Jeremy zaciągnął się do marynarki w grudniu 1996 r. Miał 20 lat. O tym, że jest gejem, wiedzieli wtedy tylko wybrani przyjaciele. Nie zdawał sobie sprawy, że „DADT” może być dla niego problemem. Po raz pierwszy przekonał się o tym po roku służby, gdy został oskarżony o to, że służbowym samochodem pojechał do klubu ze striptizem. Zarzut był nieprawdziwy, Jeremy nigdy nie użyłby samochodu służbowego do celów prywatnych, ale nie mógł wyjaśnić, że jeśli w ogóle miałby się udać do klubu ze striptizem, to męskim, a ten taki nie był. W końcu udowodniono winę innego żołnierza. Jeremy zapamiętał absurdalność sytuacji: Byłem wnikliwie przesłuchiwany i musiałem przyglądać się kosztownemu śledztwu, bo prawo zabraniało mi użycia ważnego argumentu.

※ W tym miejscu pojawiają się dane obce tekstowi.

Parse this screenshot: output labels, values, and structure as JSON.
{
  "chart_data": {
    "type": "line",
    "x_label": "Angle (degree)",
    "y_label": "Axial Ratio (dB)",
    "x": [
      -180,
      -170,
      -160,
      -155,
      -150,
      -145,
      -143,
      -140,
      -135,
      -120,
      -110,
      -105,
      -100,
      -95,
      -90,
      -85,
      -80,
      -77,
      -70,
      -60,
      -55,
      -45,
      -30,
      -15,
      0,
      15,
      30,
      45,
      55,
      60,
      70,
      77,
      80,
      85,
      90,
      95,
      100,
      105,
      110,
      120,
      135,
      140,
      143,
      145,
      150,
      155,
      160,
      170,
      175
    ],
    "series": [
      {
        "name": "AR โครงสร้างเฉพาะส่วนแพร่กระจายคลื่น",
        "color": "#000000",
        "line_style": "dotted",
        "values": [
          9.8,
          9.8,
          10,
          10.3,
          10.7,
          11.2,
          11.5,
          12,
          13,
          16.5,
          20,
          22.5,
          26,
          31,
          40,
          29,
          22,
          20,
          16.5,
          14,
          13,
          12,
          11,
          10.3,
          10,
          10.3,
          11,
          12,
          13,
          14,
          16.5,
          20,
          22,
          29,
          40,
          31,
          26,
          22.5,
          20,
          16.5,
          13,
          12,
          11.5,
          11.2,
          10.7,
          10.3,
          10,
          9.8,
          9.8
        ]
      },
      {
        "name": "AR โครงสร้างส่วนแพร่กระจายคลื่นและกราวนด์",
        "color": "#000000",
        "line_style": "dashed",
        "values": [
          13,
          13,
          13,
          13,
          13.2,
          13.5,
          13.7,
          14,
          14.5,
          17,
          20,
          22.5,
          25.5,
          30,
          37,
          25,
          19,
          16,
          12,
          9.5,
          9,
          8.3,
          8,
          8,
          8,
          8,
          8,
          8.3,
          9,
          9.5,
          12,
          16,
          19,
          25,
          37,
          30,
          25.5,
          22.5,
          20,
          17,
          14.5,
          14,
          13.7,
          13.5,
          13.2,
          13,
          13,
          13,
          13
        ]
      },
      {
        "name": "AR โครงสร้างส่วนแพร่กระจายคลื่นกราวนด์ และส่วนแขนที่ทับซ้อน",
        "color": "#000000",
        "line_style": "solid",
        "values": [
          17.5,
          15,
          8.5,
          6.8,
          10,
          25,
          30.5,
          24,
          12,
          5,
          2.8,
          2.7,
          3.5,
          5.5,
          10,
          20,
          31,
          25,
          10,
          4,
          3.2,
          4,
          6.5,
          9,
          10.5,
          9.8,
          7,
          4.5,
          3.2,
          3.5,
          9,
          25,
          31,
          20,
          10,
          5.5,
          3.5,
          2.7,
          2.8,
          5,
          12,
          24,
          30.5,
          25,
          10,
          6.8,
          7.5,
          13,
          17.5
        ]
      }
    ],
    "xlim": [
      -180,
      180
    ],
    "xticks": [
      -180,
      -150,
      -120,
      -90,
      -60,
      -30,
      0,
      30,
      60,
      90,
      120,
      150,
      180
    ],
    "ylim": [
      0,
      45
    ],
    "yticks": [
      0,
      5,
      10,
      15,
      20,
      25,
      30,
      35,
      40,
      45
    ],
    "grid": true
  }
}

Niezgoda na system dyskryminujący gejów i lesbijki narastała w nim stopniowo. W miarę, jak awansowałem, stawałem się coraz bardziej znany w jednostce, a to zwiększało presję na ukrywanie orientacji. Zwłaszcza że moi rówieśnicy zaczęli zakładać rodziny i bynajmniej nie ukrywali żon, ani dzieci. Samotność Jeremy’ego rodziła „podejrzenia”, a on sam czuł się coraz bardziej sfrustrowany. W końcu zdecydował się na krok, o którym później informowała nawet telewizja CNN. W jedenastym roku służby, 6 marca 2007 r., Jeremy Johnson wystosował do przełożonych donos na samego siebie, w którym napisał m.in. Jestem homoseksualnym obywatelem USA. Bronię prawa do wolności słowa i demokracji, a jednocześnie jako gej służący w amerykańskiej marynarce nie mogę z tego prawa korzystać. Na służbie stykam się z werbalnym obrażaniem osób homoseksualnych i nie mogę się bronić, tak jak w analogicznych sytuacjach bronią się żołnierze poniżani ze względu na kolor skory czy pochodzenie etniczne. (…) Nie jestem w stanie kontynuować służby.1 Jeremy wspomina również w liście innych homoseksualnych żołnierzy – m.in. sierżanta Erica Alvę, który nie mógł zadzwonić do swego partnera, gdy został ranny w Iraku, bo taka rozmowa mogłaby go wyoutować oraz nieżyjącego sierżanta Leonarda Matlovicha, weterana wojny w Wietnamie, na którego grobie widnieje napis: „Za zabicie dwóch mężczyzn nagrodzili mnie medalem, za miłość do jednego mężczyzny zwolnili mnie ze służby”. Jeremy kończy list słowami: Życie w ciągłym strachu, że moja homoseksualność wyjdzie na jaw, stało się nie do zniesienia. Budzę się każdego ranka, patrzę w lustro i widzę hipokrytę. Zdaję sobie sprawę, że moje wyznanie doprowadzi do zwolnienia i tego sobie życzę. Mam nadzieję, że w ten sposób odzyskam godność i będę dalej żył jako uczciwy człowiek. Został zwolniony w maju 2007 r., na dzień przed 30-tymi urodzinami. Po czterech latach w cywilu powrócił do służby we wrześniu 2011 r. Jak się dziś czuje, nie musząc ukrywać orientacji? Wyobraź sobie, że wyjeżdżasz z domu samochodem i nagle zauważasz, że wszystkie znaki „Stop” na drogach zniknęły. To dziwne uczucie.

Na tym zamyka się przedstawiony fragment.